The 13th-century ruler, Kota Rani, was the last Hindu queen of Kashmir before the Islamic regime began in the valley. According to Indian historian Mohibbul Hasan’s Kashmir under the Sultans, Kota Rani was the daughter of Ramchandra, the commander-in-chief of Suhadev, who was the king of Kashmir belonging to the Lohara dynasty.

It was said that Ramchandra was tricked and defeated by a Ladakhi prince, known by the name of Rinchan, one of Ramchandra’s administrators.

Known to be ambitious, Rinchan already had his sights on the throne, and in order to gain the trust of the locals, he married Kota Rani and took Ramachandra’s son, Rawanchandra, in his confidence by making him his commander-in-chief.

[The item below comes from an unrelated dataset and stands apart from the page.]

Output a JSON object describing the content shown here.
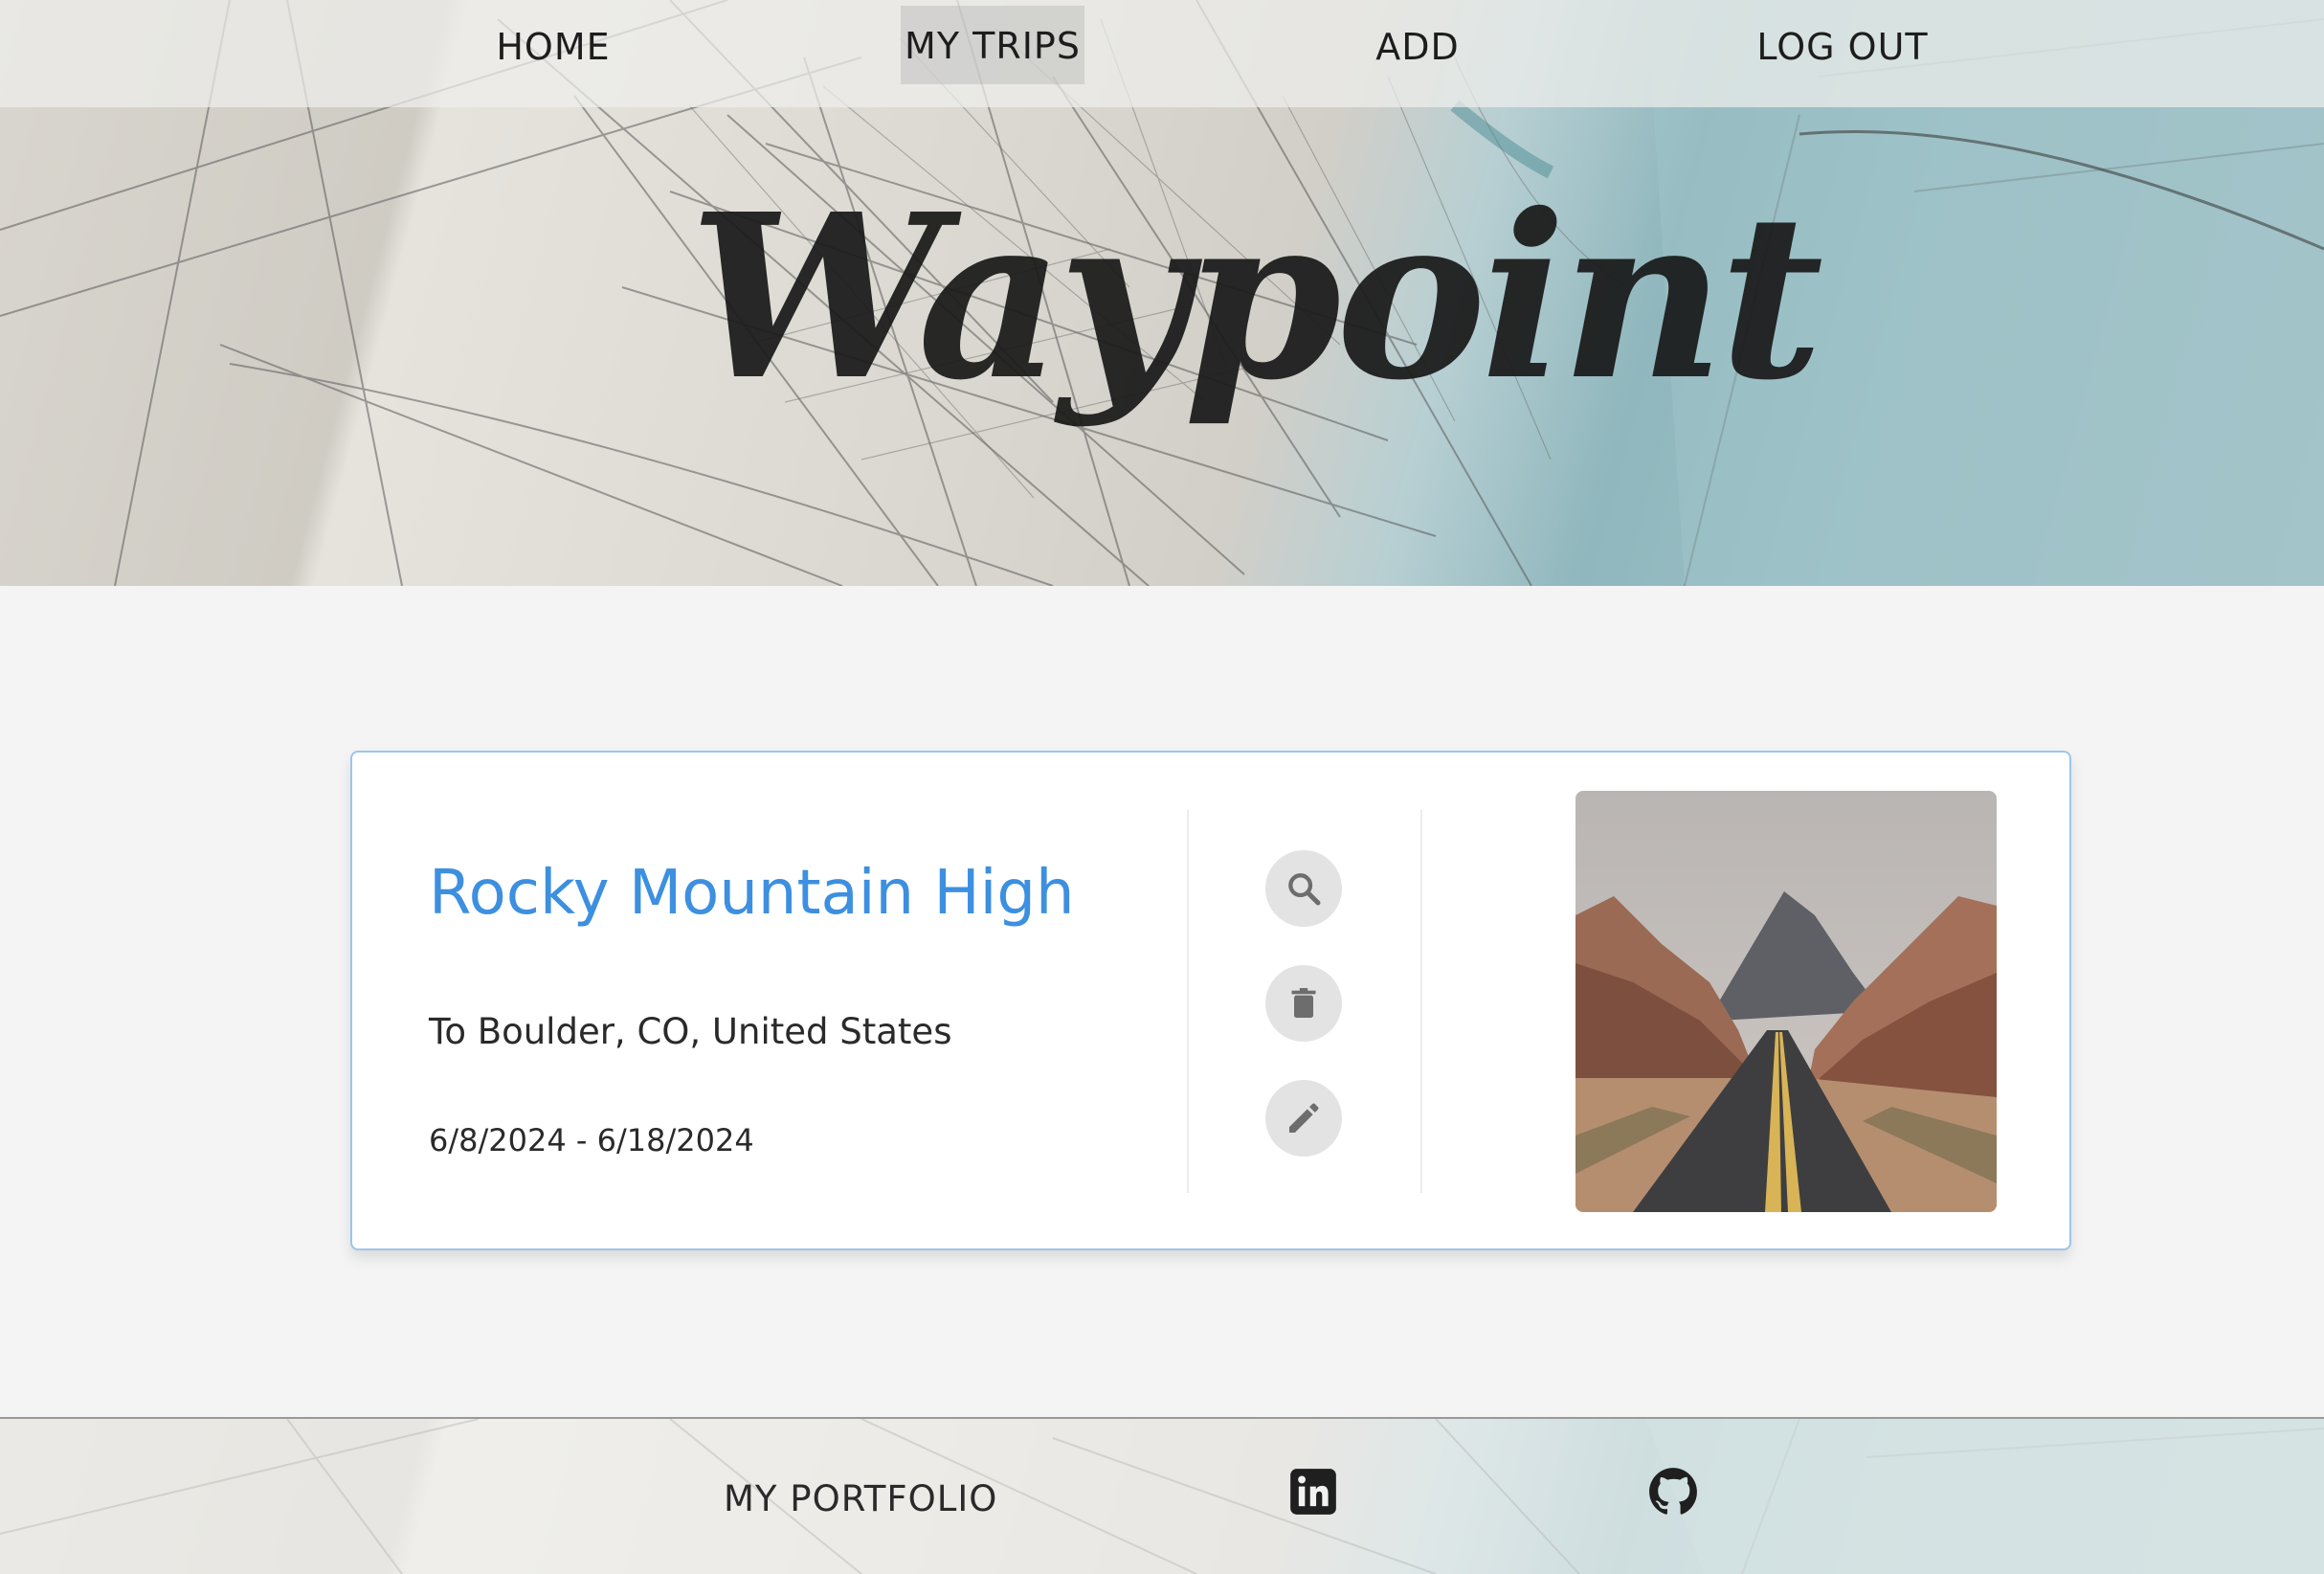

Rinchen went on to have a son with Kota Rani, who was named Hydar. Hydar became the king following his death. But since he was a minor, Kota Rani acted as Regent, and later on, ascended the throne herself.

Kota Rani went on to become the 14th queen of Kashmir, and later fought and protected her land from invaders. She was known to be a fearless warrior, a great administrator, and a military strategist.

According to Rakesh Kaul, the author of The Last Queen of Kashmir, the Hindu queen played a key role at a significant time in Kashmir’s history.

“The brave and beautiful Kota Rani played a critical role at a historic inflection point in Kashmir’s turbulent history. An icon of resistance against invaders and a symbol of the universal values that Kashmir’s civilization stands for, her enduring message, “we were we will be”, is especially relevant to the challenges of contemporary times.”

“Kota is the girl with fire, the girl who will light you up, the girl who will make you kiss your heart goodbye. Her story speaks globally to the men and women of today. Importantly, Kota’s Kashmir will upend many ideological and theological historical constructs which have led to the closing of the Kashmiri mind, culture, and society,” said Kaul.

The two films will revive interest in Kashmir’s history, as well as the life and time of two powerful female monarchs of India.